As discussed on More Than Shipping since it was established over the summer, the Ukrainian Grain Corridor established with the help of Turkey and the United Nations has been shut down. Over the weekend, Russia pulled out of the agreement accompanied by threats of military force for boats leaving Ukraine via the Black Sea.
Russia threatened to pull out of the United Nations brokered deal that had allowed millions of tons of Ukrainian grain to flood the world markets, helping to combat global food price increases in the face of economic downturn, for weeks now. Putin himself came out condemning the deal, stating it too heavily benefitted Western consumers at the expense of the developing world.
Russian officials went on to say that Western commitment to buy Russian agricultural products as a part of the deal fell short. And after attacks on the Russian-occupied Crimea this past week, Russia officially signaled the end of the Grain Corridor in the Black Sea this past weekend.
What It Means
United Nations officials and grain traders alike feared the end of the Grain Corridor, as the stated declassifications could make cargo ships a target of Russian military. Earlier this week, in fact, Moscow threatened to board ships that didn’t specifically receive Russian permission to leave Ukrainian ports.
However, nearly a week into this new normal, shippers have yet to be deterred by Russian aggression. Three ships carrying grain have left Ukrainian ports this week, which has begged some to ask questions of Russia’s true power over the international grain market. It may be much less than previously perceived, as Russia has previously been blamed for bottling up Ukrainian grain exports in an attempt to weaponize and control the global food market.

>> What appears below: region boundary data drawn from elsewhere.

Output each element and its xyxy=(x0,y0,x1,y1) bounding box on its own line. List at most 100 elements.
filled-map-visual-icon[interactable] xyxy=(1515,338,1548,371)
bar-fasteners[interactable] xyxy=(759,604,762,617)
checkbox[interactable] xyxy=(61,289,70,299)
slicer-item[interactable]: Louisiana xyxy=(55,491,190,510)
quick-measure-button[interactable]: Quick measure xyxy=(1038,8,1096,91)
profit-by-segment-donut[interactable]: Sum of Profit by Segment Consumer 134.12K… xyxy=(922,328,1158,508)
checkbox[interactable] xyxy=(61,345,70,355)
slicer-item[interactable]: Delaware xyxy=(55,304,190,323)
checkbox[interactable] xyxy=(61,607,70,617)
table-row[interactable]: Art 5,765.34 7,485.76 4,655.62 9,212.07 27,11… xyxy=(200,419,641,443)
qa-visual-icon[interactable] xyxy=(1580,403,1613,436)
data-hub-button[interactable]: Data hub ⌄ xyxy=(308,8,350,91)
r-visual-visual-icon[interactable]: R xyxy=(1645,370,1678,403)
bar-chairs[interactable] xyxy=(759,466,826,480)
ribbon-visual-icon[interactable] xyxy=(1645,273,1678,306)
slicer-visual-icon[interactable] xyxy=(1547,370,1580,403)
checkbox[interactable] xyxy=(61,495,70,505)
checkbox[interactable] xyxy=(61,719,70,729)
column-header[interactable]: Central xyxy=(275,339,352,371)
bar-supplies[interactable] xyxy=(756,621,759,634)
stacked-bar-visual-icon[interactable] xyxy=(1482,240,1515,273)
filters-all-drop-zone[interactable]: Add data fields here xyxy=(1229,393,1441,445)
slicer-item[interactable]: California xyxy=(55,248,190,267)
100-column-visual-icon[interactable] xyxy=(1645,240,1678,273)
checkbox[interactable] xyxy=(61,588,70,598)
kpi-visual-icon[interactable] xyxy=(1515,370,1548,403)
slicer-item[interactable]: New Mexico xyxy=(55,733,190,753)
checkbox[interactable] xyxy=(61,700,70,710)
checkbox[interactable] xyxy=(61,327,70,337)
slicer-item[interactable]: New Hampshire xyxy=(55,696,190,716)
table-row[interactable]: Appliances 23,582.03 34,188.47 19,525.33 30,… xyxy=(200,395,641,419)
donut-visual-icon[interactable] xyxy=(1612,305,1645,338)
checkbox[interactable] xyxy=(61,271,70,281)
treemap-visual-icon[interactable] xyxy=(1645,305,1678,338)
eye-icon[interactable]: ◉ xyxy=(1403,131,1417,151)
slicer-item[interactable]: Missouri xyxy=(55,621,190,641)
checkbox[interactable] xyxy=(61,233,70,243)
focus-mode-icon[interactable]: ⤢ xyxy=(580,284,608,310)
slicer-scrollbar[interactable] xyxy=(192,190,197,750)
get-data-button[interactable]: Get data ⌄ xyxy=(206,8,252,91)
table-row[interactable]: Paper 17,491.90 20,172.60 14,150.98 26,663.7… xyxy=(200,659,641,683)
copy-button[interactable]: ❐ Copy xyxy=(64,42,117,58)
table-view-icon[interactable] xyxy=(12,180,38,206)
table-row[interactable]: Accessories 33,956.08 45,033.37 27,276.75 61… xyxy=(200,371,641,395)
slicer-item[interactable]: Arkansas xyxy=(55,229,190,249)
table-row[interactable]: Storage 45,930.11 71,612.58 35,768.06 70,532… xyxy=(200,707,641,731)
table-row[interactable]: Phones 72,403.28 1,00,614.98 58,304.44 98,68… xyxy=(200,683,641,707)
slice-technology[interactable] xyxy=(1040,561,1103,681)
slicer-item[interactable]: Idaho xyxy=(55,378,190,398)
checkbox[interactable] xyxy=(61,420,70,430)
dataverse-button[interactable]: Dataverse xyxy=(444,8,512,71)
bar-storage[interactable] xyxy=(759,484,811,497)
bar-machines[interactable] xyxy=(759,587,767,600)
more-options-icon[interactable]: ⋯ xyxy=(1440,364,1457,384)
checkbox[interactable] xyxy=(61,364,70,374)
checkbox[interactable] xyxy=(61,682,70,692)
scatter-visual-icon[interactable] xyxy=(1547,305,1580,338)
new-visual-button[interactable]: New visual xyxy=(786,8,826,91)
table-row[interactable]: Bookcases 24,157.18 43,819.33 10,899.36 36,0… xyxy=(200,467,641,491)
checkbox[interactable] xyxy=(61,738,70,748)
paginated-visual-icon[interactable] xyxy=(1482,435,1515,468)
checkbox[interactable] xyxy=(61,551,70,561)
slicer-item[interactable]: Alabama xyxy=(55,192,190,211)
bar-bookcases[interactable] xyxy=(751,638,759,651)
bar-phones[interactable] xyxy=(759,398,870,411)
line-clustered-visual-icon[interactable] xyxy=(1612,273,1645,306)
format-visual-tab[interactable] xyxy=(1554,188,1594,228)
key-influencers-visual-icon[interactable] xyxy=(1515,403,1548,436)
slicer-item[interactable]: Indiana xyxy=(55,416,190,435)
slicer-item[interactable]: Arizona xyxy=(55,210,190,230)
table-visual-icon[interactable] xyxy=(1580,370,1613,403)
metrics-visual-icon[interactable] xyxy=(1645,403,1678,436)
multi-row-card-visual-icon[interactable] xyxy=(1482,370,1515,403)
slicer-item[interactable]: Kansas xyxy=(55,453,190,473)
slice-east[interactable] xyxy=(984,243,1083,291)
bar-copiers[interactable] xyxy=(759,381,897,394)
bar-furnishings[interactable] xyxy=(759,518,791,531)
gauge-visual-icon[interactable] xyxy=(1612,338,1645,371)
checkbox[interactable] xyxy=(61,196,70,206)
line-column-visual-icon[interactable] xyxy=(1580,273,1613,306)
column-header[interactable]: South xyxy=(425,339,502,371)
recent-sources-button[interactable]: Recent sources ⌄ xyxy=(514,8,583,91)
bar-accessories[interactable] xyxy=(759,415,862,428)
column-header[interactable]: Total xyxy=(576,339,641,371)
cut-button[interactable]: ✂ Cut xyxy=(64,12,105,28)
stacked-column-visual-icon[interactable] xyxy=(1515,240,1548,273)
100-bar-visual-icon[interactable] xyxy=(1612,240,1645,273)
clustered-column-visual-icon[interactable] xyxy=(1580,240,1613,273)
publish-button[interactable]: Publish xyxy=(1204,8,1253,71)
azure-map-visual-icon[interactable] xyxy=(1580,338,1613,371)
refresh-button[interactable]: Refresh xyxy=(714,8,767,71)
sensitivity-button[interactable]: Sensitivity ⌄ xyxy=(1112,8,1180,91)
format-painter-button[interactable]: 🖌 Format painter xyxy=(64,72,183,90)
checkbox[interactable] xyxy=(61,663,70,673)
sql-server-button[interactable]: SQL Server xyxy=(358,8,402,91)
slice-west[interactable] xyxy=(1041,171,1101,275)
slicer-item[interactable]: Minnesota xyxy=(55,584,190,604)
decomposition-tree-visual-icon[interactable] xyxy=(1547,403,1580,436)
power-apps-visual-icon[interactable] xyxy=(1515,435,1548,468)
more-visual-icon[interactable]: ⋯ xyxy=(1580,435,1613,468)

The continued shipment of grain from Ukraine has affected global grain prices positively. While there was a large spike in price witnessed the Monday following Russia’s announcement to pull out of the deal, prices have been modestly lower since – signaling positive movement out of Ukraine.
But going forward there could be some more dark clouds on the horizon. With the Grain Corridor open, shipping insurers have been able to guarantee cargo. But with the outside threat of Russian intervention looming, it remains to be seen if this practice will be able to continue. Only time will tell if these types of contracts will continue to be made into the future, but the shipping industry has remained resilient thus far.